In North America we sometimes forget that this nation was built by immigrants.  Every generation here wants to be the last generation of immigrants because they feel the new ones are taking away from their way of life.

 

A Reason to Live

I think my grandmother has lived a life that was full of purpose.  She’s a bitch but I can see how she would be able to feel that her life was meaningful.  My grandfather was either disabled or a loser who stopped working not too long once he arrived to Canada which was around the age of 45.  Some say that he was sick and others say that he didn’t like the working lifestyle in Canada.  He wanted to go for a smoke whenever he wanted instead of only being able to go during a designated coffee break time.  It might have been okay if he didn’t have 9 kids to feed.  I always wanted to believe that he was too sick to work but nobody could ever tell me what kind of sickness he had.

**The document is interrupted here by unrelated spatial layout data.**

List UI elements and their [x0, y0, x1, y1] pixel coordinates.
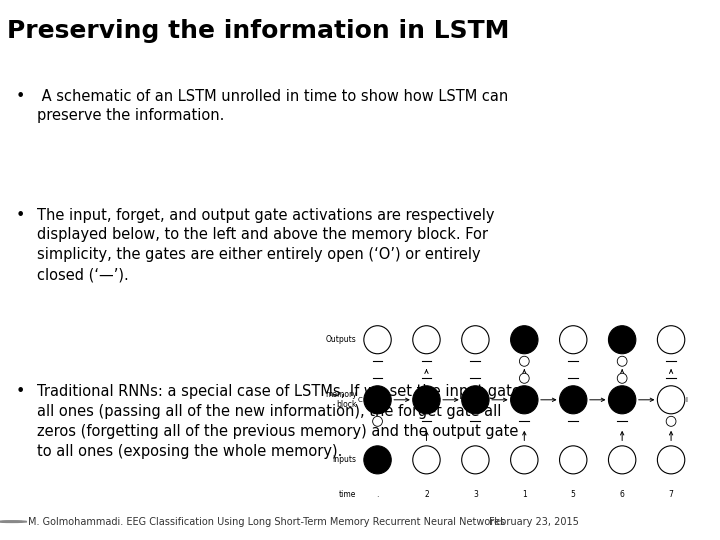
Circle shape: [559, 326, 587, 354]
Text: Preserving the information in LSTM: Preserving the information in LSTM: [7, 19, 510, 43]
Text: 7: 7: [669, 490, 673, 500]
Text: memory
block: memory block: [325, 390, 356, 409]
Circle shape: [413, 326, 440, 354]
Circle shape: [364, 386, 391, 414]
Text: M. Golmohammadi. EEG Classification Using Long Short-Term Memory Recurrent Neura: M. Golmohammadi. EEG Classification Usin…: [28, 517, 505, 526]
Circle shape: [510, 386, 538, 414]
Text: 3: 3: [473, 490, 478, 500]
Circle shape: [462, 326, 489, 354]
Circle shape: [666, 416, 676, 426]
Circle shape: [608, 446, 636, 474]
Text: Outputs: Outputs: [325, 335, 356, 344]
Text: .: .: [377, 490, 379, 500]
Circle shape: [559, 386, 587, 414]
Circle shape: [413, 446, 440, 474]
Circle shape: [519, 356, 529, 366]
Circle shape: [608, 386, 636, 414]
Text: A schematic of an LSTM unrolled in time to show how LSTM can
preserve the inform: A schematic of an LSTM unrolled in time …: [37, 89, 509, 123]
Text: 11: 11: [684, 514, 706, 529]
Text: •: •: [16, 384, 25, 399]
Circle shape: [364, 446, 391, 474]
Circle shape: [462, 386, 489, 414]
Text: •: •: [16, 89, 25, 104]
Circle shape: [657, 446, 685, 474]
Circle shape: [462, 446, 489, 474]
Text: 1: 1: [522, 490, 527, 500]
Circle shape: [559, 446, 587, 474]
Circle shape: [608, 326, 636, 354]
Text: C: C: [358, 397, 363, 403]
Text: The input, forget, and output gate activations are respectively
displayed below,: The input, forget, and output gate activ…: [37, 208, 495, 282]
Text: Traditional RNNs: a special case of LSTMs, If we set the input gate
all ones (pa: Traditional RNNs: a special case of LSTM…: [37, 384, 521, 458]
Circle shape: [364, 326, 391, 354]
Circle shape: [413, 386, 440, 414]
Circle shape: [510, 446, 538, 474]
Text: February 23, 2015: February 23, 2015: [489, 517, 579, 526]
Text: time: time: [339, 490, 356, 500]
Text: 6: 6: [620, 490, 624, 500]
Circle shape: [657, 386, 685, 414]
Text: 5: 5: [571, 490, 576, 500]
Circle shape: [519, 373, 529, 383]
Text: •: •: [16, 208, 25, 222]
Text: 2: 2: [424, 490, 429, 500]
Text: I: I: [685, 397, 688, 403]
Circle shape: [617, 356, 627, 366]
Text: Inputs: Inputs: [333, 455, 356, 464]
Circle shape: [373, 416, 382, 426]
Circle shape: [510, 326, 538, 354]
Circle shape: [657, 326, 685, 354]
Circle shape: [617, 373, 627, 383]
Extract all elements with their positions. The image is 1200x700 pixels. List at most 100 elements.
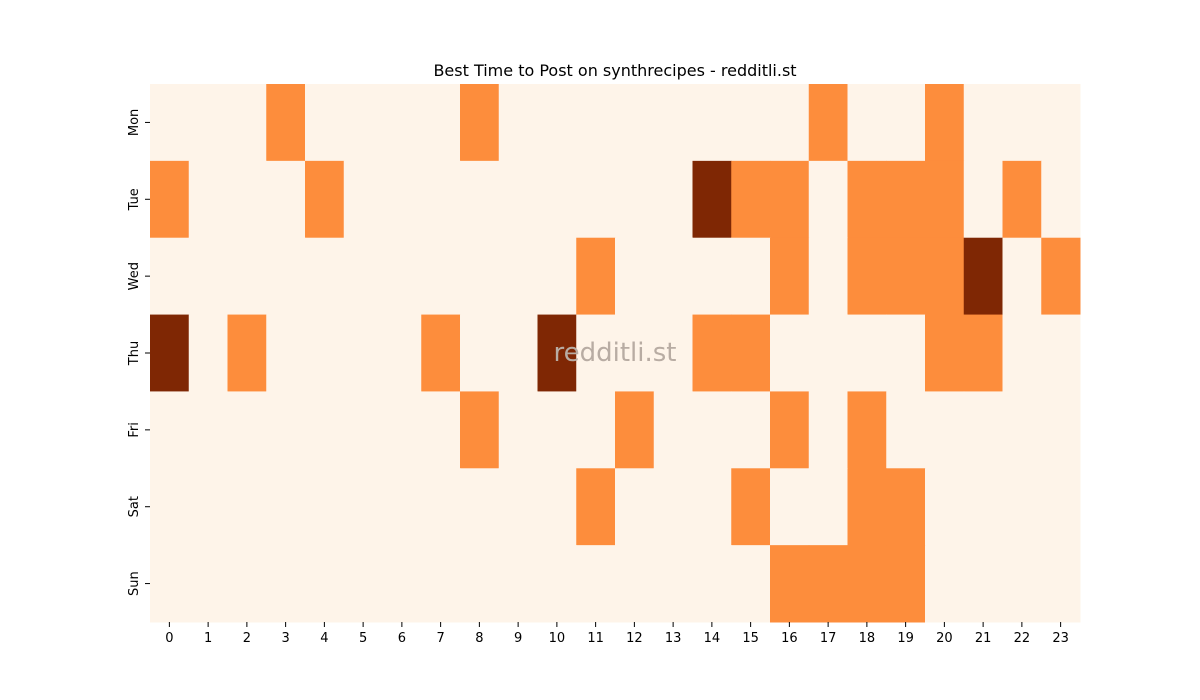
heatmap-cell-mon-0 bbox=[150, 84, 190, 162]
heatmap-cell-fri-2 bbox=[227, 391, 267, 469]
heatmap-cell-thu-3 bbox=[266, 314, 306, 392]
heatmap-cell-tue-10 bbox=[537, 160, 577, 239]
heatmap-cell-mon-15 bbox=[731, 84, 771, 162]
heatmap-cell-sat-5 bbox=[343, 468, 383, 546]
heatmap-cell-sun-23 bbox=[1041, 545, 1081, 623]
heatmap-cell-wed-18 bbox=[847, 237, 887, 316]
x-tick-label: 9 bbox=[514, 631, 522, 646]
heatmap-cell-sun-17 bbox=[808, 545, 848, 623]
x-tick-label: 1 bbox=[204, 631, 212, 646]
heatmap-cell-tue-2 bbox=[227, 160, 267, 239]
heatmap-cell-fri-21 bbox=[963, 391, 1003, 469]
x-tick-label: 20 bbox=[936, 631, 953, 646]
heatmap-cell-sat-2 bbox=[227, 468, 267, 546]
heatmap-cell-thu-0 bbox=[150, 314, 190, 392]
heatmap-cell-tue-17 bbox=[808, 160, 848, 239]
heatmap-cell-mon-6 bbox=[382, 84, 422, 162]
heatmap-cell-mon-13 bbox=[653, 84, 693, 162]
heatmap-cell-mon-21 bbox=[963, 84, 1003, 162]
heatmap-cell-wed-14 bbox=[692, 237, 732, 316]
heatmap-cell-tue-20 bbox=[925, 160, 965, 239]
heatmap-cell-wed-9 bbox=[498, 237, 538, 316]
heatmap-cell-fri-20 bbox=[925, 391, 965, 469]
heatmap-cell-thu-10 bbox=[537, 314, 577, 392]
heatmap-cell-mon-8 bbox=[460, 84, 500, 162]
heatmap-cell-tue-3 bbox=[266, 160, 306, 239]
heatmap-cell-thu-12 bbox=[615, 314, 655, 392]
y-tick-label-mon: Mon bbox=[127, 109, 142, 136]
heatmap-cell-mon-4 bbox=[305, 84, 345, 162]
heatmap-cell-wed-7 bbox=[421, 237, 461, 316]
x-tick-label: 0 bbox=[165, 631, 173, 646]
heatmap-cell-thu-20 bbox=[925, 314, 965, 392]
heatmap-cell-wed-22 bbox=[1002, 237, 1042, 316]
heatmap-cell-wed-4 bbox=[305, 237, 345, 316]
heatmap-cell-sat-19 bbox=[886, 468, 926, 546]
heatmap-cell-fri-6 bbox=[382, 391, 422, 469]
heatmap-cell-thu-9 bbox=[498, 314, 538, 392]
heatmap-cell-sun-6 bbox=[382, 545, 422, 623]
heatmap-cell-sun-8 bbox=[460, 545, 500, 623]
x-tick-label: 8 bbox=[475, 631, 483, 646]
heatmap-cell-sat-8 bbox=[460, 468, 500, 546]
heatmap-cell-sun-4 bbox=[305, 545, 345, 623]
heatmap-cell-mon-14 bbox=[692, 84, 732, 162]
heatmap-cell-tue-22 bbox=[1002, 160, 1042, 239]
heatmap-cell-wed-15 bbox=[731, 237, 771, 316]
heatmap-cell-fri-11 bbox=[576, 391, 616, 469]
heatmap-cell-thu-13 bbox=[653, 314, 693, 392]
heatmap-cell-sat-11 bbox=[576, 468, 616, 546]
heatmap-cell-tue-4 bbox=[305, 160, 345, 239]
x-tick-label: 10 bbox=[549, 631, 566, 646]
heatmap-cell-tue-18 bbox=[847, 160, 887, 239]
heatmap-cell-mon-10 bbox=[537, 84, 577, 162]
heatmap-cell-wed-2 bbox=[227, 237, 267, 316]
heatmap-cell-fri-19 bbox=[886, 391, 926, 469]
x-tick-label: 7 bbox=[436, 631, 444, 646]
heatmap-cell-mon-22 bbox=[1002, 84, 1042, 162]
x-tick-label: 13 bbox=[665, 631, 682, 646]
x-tick-label: 5 bbox=[359, 631, 367, 646]
heatmap-cell-sat-9 bbox=[498, 468, 538, 546]
x-tick-label: 18 bbox=[859, 631, 876, 646]
heatmap-cell-thu-15 bbox=[731, 314, 771, 392]
heatmap-cell-sun-20 bbox=[925, 545, 965, 623]
y-tick-label-wed: Wed bbox=[127, 262, 142, 290]
heatmap-cell-sat-18 bbox=[847, 468, 887, 546]
heatmap-cell-tue-12 bbox=[615, 160, 655, 239]
heatmap-cell-wed-8 bbox=[460, 237, 500, 316]
heatmap-cell-fri-23 bbox=[1041, 391, 1081, 469]
heatmap-cell-wed-12 bbox=[615, 237, 655, 316]
heatmap-cell-tue-8 bbox=[460, 160, 500, 239]
heatmap-cell-thu-4 bbox=[305, 314, 345, 392]
heatmap-cell-wed-19 bbox=[886, 237, 926, 316]
heatmap-cell-thu-19 bbox=[886, 314, 926, 392]
heatmap-cell-mon-20 bbox=[925, 84, 965, 162]
heatmap-cell-sun-3 bbox=[266, 545, 306, 623]
heatmap-cell-mon-19 bbox=[886, 84, 926, 162]
heatmap-cell-mon-17 bbox=[808, 84, 848, 162]
x-tick-label: 2 bbox=[243, 631, 251, 646]
y-tick-label-tue: Tue bbox=[127, 188, 142, 211]
heatmap-cell-fri-17 bbox=[808, 391, 848, 469]
heatmap-cell-tue-9 bbox=[498, 160, 538, 239]
heatmap-cell-mon-3 bbox=[266, 84, 306, 162]
heatmap-cell-fri-15 bbox=[731, 391, 771, 469]
heatmap-cell-mon-2 bbox=[227, 84, 267, 162]
heatmap-cell-fri-12 bbox=[615, 391, 655, 469]
x-tick-label: 15 bbox=[742, 631, 759, 646]
heatmap-cell-thu-17 bbox=[808, 314, 848, 392]
heatmap-cell-sun-12 bbox=[615, 545, 655, 623]
heatmap-cell-sat-21 bbox=[963, 468, 1003, 546]
heatmap-cell-tue-7 bbox=[421, 160, 461, 239]
heatmap-cell-sat-23 bbox=[1041, 468, 1081, 546]
x-tick-label: 11 bbox=[587, 631, 604, 646]
heatmap-cell-tue-15 bbox=[731, 160, 771, 239]
x-tick-label: 17 bbox=[820, 631, 837, 646]
heatmap-cell-sat-17 bbox=[808, 468, 848, 546]
heatmap-cell-tue-19 bbox=[886, 160, 926, 239]
heatmap-cell-tue-0 bbox=[150, 160, 190, 239]
heatmap-cell-tue-11 bbox=[576, 160, 616, 239]
heatmap-cell-mon-16 bbox=[770, 84, 810, 162]
heatmap-cell-sun-0 bbox=[150, 545, 190, 623]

All of the kids are around 50 to 65 years old now but not all of them have permanently left the nest which to this day has given my grandmother something to do.  She feels a sense of importance cause she still cooks dinner most nights for some of her kids who still live in her house who never cook for themselves or for one of her sons who comes over cause he’s lonely.

I attribute my lack of motivation to my grandfather.  I think without a somewhat normal male presence in your household when you are growing up, you are likely to be at a disadvantage in life.  My grandfather was a loser which made all of his kids losers which made all of their kids losers. There are no winners in my family.  My family is dying off cause no male in my generation is reproducing.  My 2 cousins that are older than me are unlikely to be having kids.  They are both closing in on 40.  One of my cousins who is younger than me is in a wheel chair so I wouldn’t bet on him.  His younger brother is an extreme version of myself.  He’s slow to grow up.  He went for his driver’s license at 22 years old.   He still needs to learn how to ride a bicycle.  Not his fault really.  His father ditched him pretty early and his mother is a schizophrenic.  I think Natural Selection is making sure my family doesn’t reproduce.

I think it’s difficult to feel that your life is meaningful when no one you care about is benefiting from you.  You would think if taking care of yourself was a struggle that you would be motivated to try to make your life better but people in that position don’t seem to care about themselves if they have no one in their life.  It’s like you don’t really even want to be around if no one needs you.  It almost seems as though humans are very selfish until they have no one.

There’s a guy that I am in communication with who is in his 60’s.  His one daughter lives on the other side of the country and that’s his whole family.  He has a job but he’s usually too sick to even show up.  He doesn’t feel a lot of hope at all.  Why would he?  He can barely take care of himself and he can barely find a reason to.  He probably thinks that if he died, it would make no difference to anyone.

I’m not sure which situation is more sad.  A bunch of 50 year olds who depend on their 80 year old mother for meals and moral support or a man in his 60’s who has no one because independence is more important than family.